HUIZINGA: So that’s the first part of the question. Tell me why I should care about it!

MISRA: So if you are a person who uses LLMs for solving any tasks, then you do care about performance on a given task. So, for example, you could be using LLMs to generate an email, right, from a given description. Or you could be using an LLM to do question answering. And by applying our intervention, we can gain accuracy on the task that we care about.

HUIZINGA: Well, let’s stick with you, Dipendra, for a minute and talk about the field writ large. Almost all research owes a debt to some other research that went before. So tell us a bit about the related work in this field and how your work builds on or adds to it.

MISRA: So the work that is most closely related to our LASER paper is this growing body of work on understanding how knowledge is stored and edited inside a large language model. So these works don’t apply the intervention that we do, but they were certainly inspirational for us for arriving at the intervention that we introduced. Another line of work which is very related is, like, adding a small number of parameters to improve the performance of the LLM on a given task. The most relevant work in this space is the LoRA paper, also known as the “Low-Rank Adaptation of Large Language Models,” which came from Microsoft. And what LoRA does, it adds a small number of additional parameters to an LLM and then fine-tunes it on a given task. And what our intervention, called LASER, does is that it removes parameters instead of adding it. And another line of work which is also related is the work on model compression. So there are people who focus on breaking down the size of the models as much as possible while still retaining the performance, more or less, compared to the base model. And so these people are also focused on removing parameters, but they are coming at a different angle of, like, trying to reduce the memory footprint, while what we were doing is that we are less focused on the memory footprint—that’s more like a side effect of it—and more like if I were to fiddle with this parameter of the LLM, then how does it affect the performance? And what can we learn by looking at the comparison? Like, OK, so if I remove this parameter, I see the performance drop; then it means that these parameters are storing something about this type of task on which the performance is dropping.

HUIZINGA: So I’ll ask you one more question, Dipendra, before I pull Jordan into the conversation, and that would be about your methodology. How would you describe your approach to this project, and how did you conduct the research?

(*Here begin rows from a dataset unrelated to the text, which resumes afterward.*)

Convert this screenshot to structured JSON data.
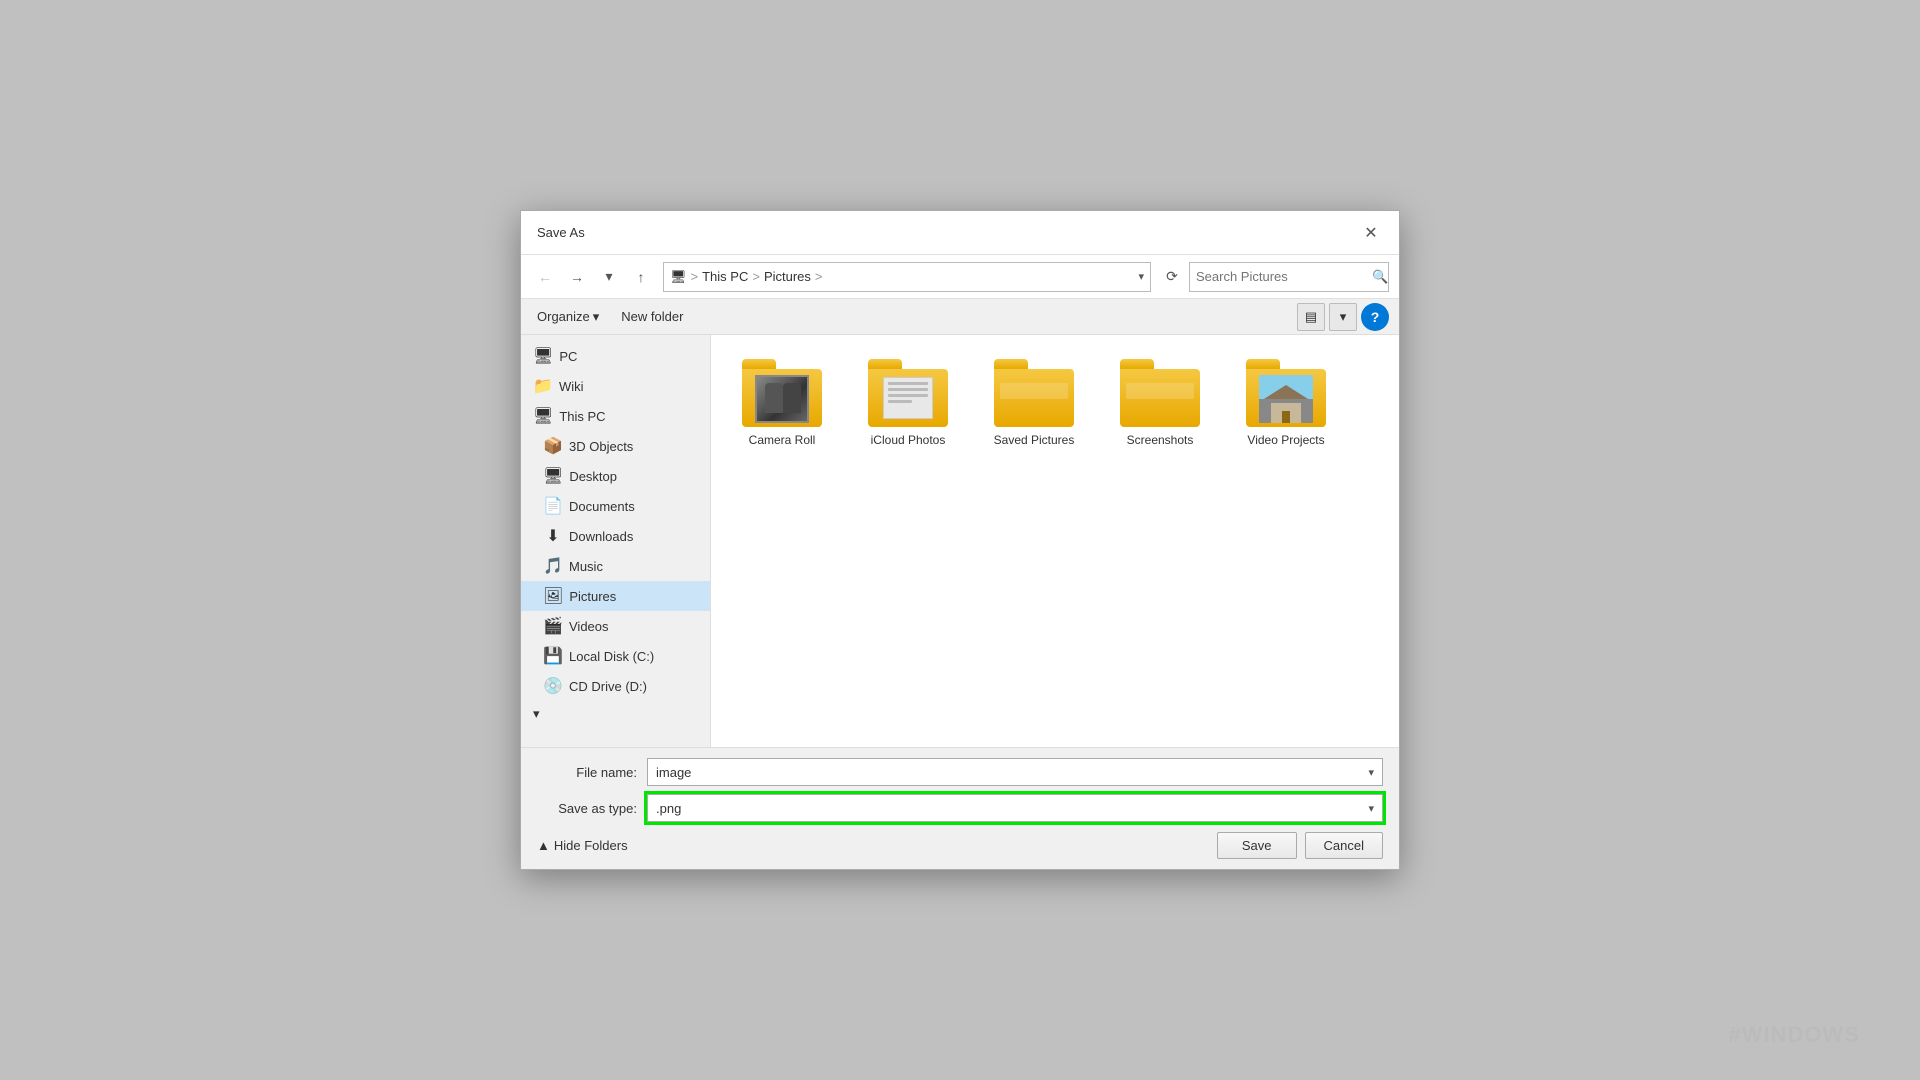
{
  "dialog": {
    "title": "Save As",
    "close_label": "✕"
  },
  "toolbar": {
    "back_label": "←",
    "forward_label": "→",
    "dropdown_label": "▾",
    "up_label": "↑",
    "address": {
      "pc_icon": "🖥",
      "this_pc": "This PC",
      "sep1": ">",
      "pictures": "Pictures",
      "sep2": ">"
    },
    "address_dropdown": "▾",
    "refresh_label": "⟳",
    "search_placeholder": "Search Pictures",
    "search_icon": "🔍"
  },
  "toolbar2": {
    "organize_label": "Organize",
    "organize_arrow": "▾",
    "new_folder_label": "New folder",
    "view_icon": "▤",
    "view_dropdown": "▾",
    "help_label": "?"
  },
  "sidebar": {
    "items": [
      {
        "id": "pc",
        "icon": "🖥",
        "label": "PC",
        "indent": false
      },
      {
        "id": "wiki",
        "icon": "📁",
        "label": "Wiki",
        "indent": false
      },
      {
        "id": "this-pc",
        "icon": "🖥",
        "label": "This PC",
        "indent": false
      },
      {
        "id": "3d-objects",
        "icon": "📦",
        "label": "3D Objects",
        "indent": true
      },
      {
        "id": "desktop",
        "icon": "🖥",
        "label": "Desktop",
        "indent": true
      },
      {
        "id": "documents",
        "icon": "📄",
        "label": "Documents",
        "indent": true
      },
      {
        "id": "downloads",
        "icon": "⬇",
        "label": "Downloads",
        "indent": true
      },
      {
        "id": "music",
        "icon": "🎵",
        "label": "Music",
        "indent": true
      },
      {
        "id": "pictures",
        "icon": "🖼",
        "label": "Pictures",
        "indent": true,
        "active": true
      },
      {
        "id": "videos",
        "icon": "🎬",
        "label": "Videos",
        "indent": true
      },
      {
        "id": "local-disk-c",
        "icon": "💾",
        "label": "Local Disk (C:)",
        "indent": true
      },
      {
        "id": "cd-drive-d",
        "icon": "💿",
        "label": "CD Drive (D:)",
        "indent": true
      }
    ]
  },
  "files": [
    {
      "id": "camera-roll",
      "label": "Camera Roll",
      "type": "camera-roll"
    },
    {
      "id": "icloud-photos",
      "label": "iCloud Photos",
      "type": "icloud"
    },
    {
      "id": "saved-pictures",
      "label": "Saved Pictures",
      "type": "plain"
    },
    {
      "id": "screenshots",
      "label": "Screenshots",
      "type": "plain"
    },
    {
      "id": "video-projects",
      "label": "Video Projects",
      "type": "video"
    }
  ],
  "form": {
    "file_name_label": "File name:",
    "file_name_value": "image",
    "save_as_type_label": "Save as type:",
    "save_as_type_value": ".png",
    "file_name_dropdown": "▾",
    "save_as_type_dropdown": "▾"
  },
  "footer": {
    "hide_folders_icon": "▲",
    "hide_folders_label": "Hide Folders",
    "save_label": "Save",
    "cancel_label": "Cancel"
  },
  "watermark": "#WINDOWS"
}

MISRA: So we started by analyzing the intervention LASER on a particular LLM called GPT-J and evaluating its performance on this question-answering data CounterFact. So our idea was, like, before trying this thing on [a] bunch of things, let’s just understand this in one setting deeply and, kind of, build insights that we can then evaluate in other settings. And the reason we chose this setup was that the GPT-J large language model has its training data publicly available. It’s called the Pile dataset. And that allows us to do analysis with the training data. For example, is the performance dropping on data points which are rarer or more frequent in the training data? And this is important because training data analysis is frequently omitted in existing LLM literature, and that’s something we wanted to do. And the second reason is that the CounterFact question-answering data is both related to the prior work in this space, so there was a reason for choosing it, but also it has paraphrases of the same question. For example, it might ask, like, “Who is the president of United States of America?” But it will also have paraphrases like “The president of the United States of America is …” or “The head of the government of United States of America is …” And so it will have different variations of the same question. And then you can see if the LLM is able to get all of them right, or is it not robust to variations of the same question? And so we did analysis on this GPT-J and CounterFact dataset. And Jordan will talk more about what the results were. And so based on this rigorous analysis, we developed some insights as to what the intervention is doing. And then we evaluated these insights on other settings. So then we tried, like, two other different large language models and evaluated it on, like, multiple different datasets. And then we saw that the insights actually hold more broadly. And finally, we also evaluated this in a non-text related task, right. Because the intervention could, in principle, be applied to any neural network. So we went after this reinforcement learning model, which solves a puzzle called Sokoban. And we also saw that if you apply this intervention correctly, then you can get some performance improvement. So it’s not related to just large language models, although that was our main motivation.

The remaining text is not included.